Thursday, April 17, 2014



Sloppy Canadian police work leads to wrongful conviction -- ruins man's life

Gerald Barton is happy to have the court cases all behind him. "I feel good," he told the Courier by phone from Alberta this week. "It’s all behind me and I don’t have to think about any of this stuff no more. I’m one happy guy."

Barton, originally of Jordantown, was wrongfully convicted of statutory rape in 1970, when he was 19, and carried the label of sex offender until a paternity test in 2011 proved he wasn’t involved.

Barton was in civil court in Halifax last week seeking compensation from the RCMP and the provincial government. "They didn’t take the time, they didn’t investigate anything," Barton said of the investigating officers involved in 1970.

Court records show Barton served a few hours in jail and was sentenced to one year of probation for having sex with a female between the ages of 14 and 16.

The girl in the case had become pregnant and had accused Barton of violently raping her.

A statement supposedly from Barton and typed by then RCMP officer Earl Hamilton was entered into evidence in court last week, in which Barton admits to consensual sex with the girl.

Barton denies he made the statement. "They never talked to me, I never met the man," he said about Hamilton. "They just talked to the [girl’s family]. The Mounties did what they did, they wrote it, and they made me guilty."

Retired judge and then crown prosecutor Charles Haliburton however testified last week that Barton pled guilty. Haliburton found a note in some of his files concerning the preliminary hearing that indicates there was a guilty plea, but he testified there are no other documents about the trial.

Haliburton told the court that many Digby court files were lost about 15 years ago when files were moved to Halifax.

Barton, who now lives in Alberta, says the stigma of the conviction forced him to leave Digby.

"There was no work and I couldn’t get anything," he said. "Too many people pointing at me and pointing at the boy saying he was my child. No one would hire me. So I went and looked for a better life for me."

He said the stigma also kept him from applying for jobs that might require background checks.

"I couldn’t look for a job where they might look and if I had a job and they checked, all of a sudden I didn’t have a job no more," he said. "When people tell you you have too much experience for this job, what does that tell you?"

RCMP Corporal Brent Kelly reopened the case in 2008 based on a statement from one of the victim’s brothers. The victim herself admitted in 2008 that she had lied about Barton’s involvement.

The Nova Scotia Court of Appeal cleared Barton in 2011 after a DNA test proved that the victim’s brother was in fact the father of the child.

"It was a great relief, cause I knew I never did anything," said Barton.

He’s thankful for Kelly’s work to clear him. "That’s a real honorable man to do all that," he said. "He took the time. The other officers didn’t take the time. They were just worried about closing the case."

Barton says he doesn’t hold anything against Digby. "Tell Digby I’m not mad at them," he said. "I love Digby. It was just the people that we’re around me back me then."
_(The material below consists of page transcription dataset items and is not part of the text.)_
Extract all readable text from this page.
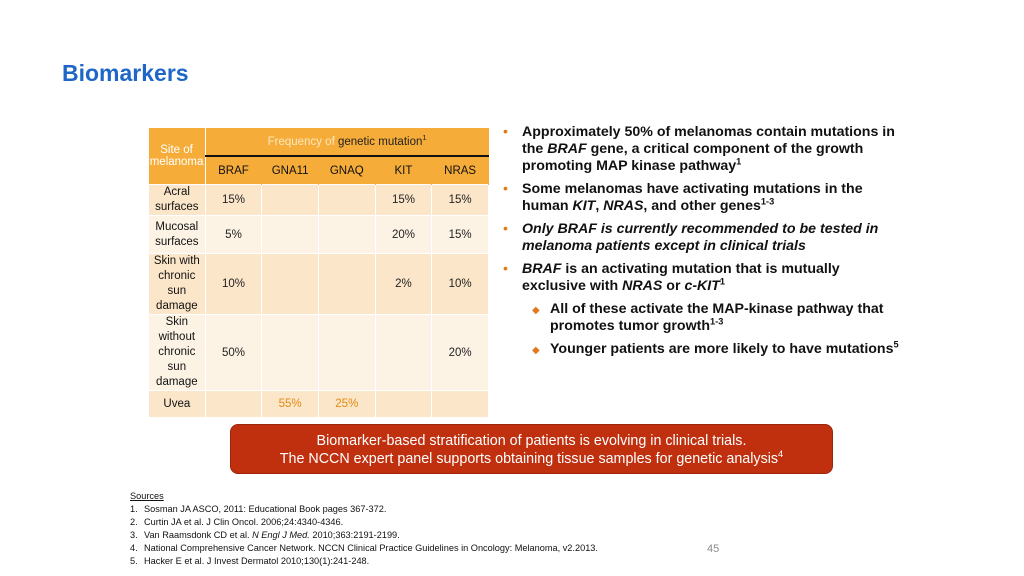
Biomarkers
Site of melanoma	Frequency of genetic mutation$^1$
	BRAF	GNA11	GNAQ	KIT	NRAS
Acral surfaces	15%			15%	15%
Mucosal surfaces	5%			20%	15%
Skin with chronic sun damage	10%			2%	10%
Skin without chronic sun damage	50%				20%
Uvea		55%	25%		
• Approximately 50% of melanomas contain mutations in the BRAF gene, a critical component of the growth promoting MAP kinase pathway$^1$
• Some melanomas have activating mutations in the human KIT, NRAS, and other genes$^{1-3}$
• Only BRAF is currently recommended to be tested in melanoma patients except in clinical trials
• BRAF is an activating mutation that is mutually exclusive with NRAS or c-KIT$^1$
◆ All of these activate the MAP-kinase pathway that promotes tumor growth$^{1-3}$
◆ Younger patients are more likely to have mutations$^5$
Biomarker-based stratification of patients is evolving in clinical trials.
The NCCN expert panel supports obtaining tissue samples for genetic analysis$^4$
Sources
1. Sosman JA ASCO, 2011: Educational Book pages 367-372.
2. Curtin JA et al. J Clin Oncol. 2006;24:4340-4346.
3. Van Raamsdonk CD et al. N Engl J Med. 2010;363:2191-2199.
4. National Comprehensive Cancer Network. NCCN Clinical Practice Guidelines in Oncology: Melanoma, v2.2013.
5. Hacker E et al. J Invest Dermatol 2010;130(1):241-248.
45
Since the conviction was overturned, Barton has been trying to get compensation.

Barton’s lawyer Dale Dunlop told a press conference in March that the civil case should never have gone to court considering the promises made by the Nova Scotia government after the Marshall inquiry.

Donald Marshall Jr. spent 11 years in jail for a murder he didn’t commit.

The 1989 inquiry into the Nova Scotia justice system recommended independent judicial inquiries should consider compensation in cases of wrongful conviction.

"The province responded to the damning conclusions of the Marshall inquiry by making a promise to all Nova Scotians, and the black and aboriginal communities, in particular, that it would adopt the recommendations as suggested," Dunlop told the press conference.

Dunlop told the court in closing arguments that $250,000 for the stigma and lost income is appropriate while a federal lawyer suggested $25,000 to $50,000 would be more appropriate.

The court is waiting for final written submissions due April 25 before considering a decision.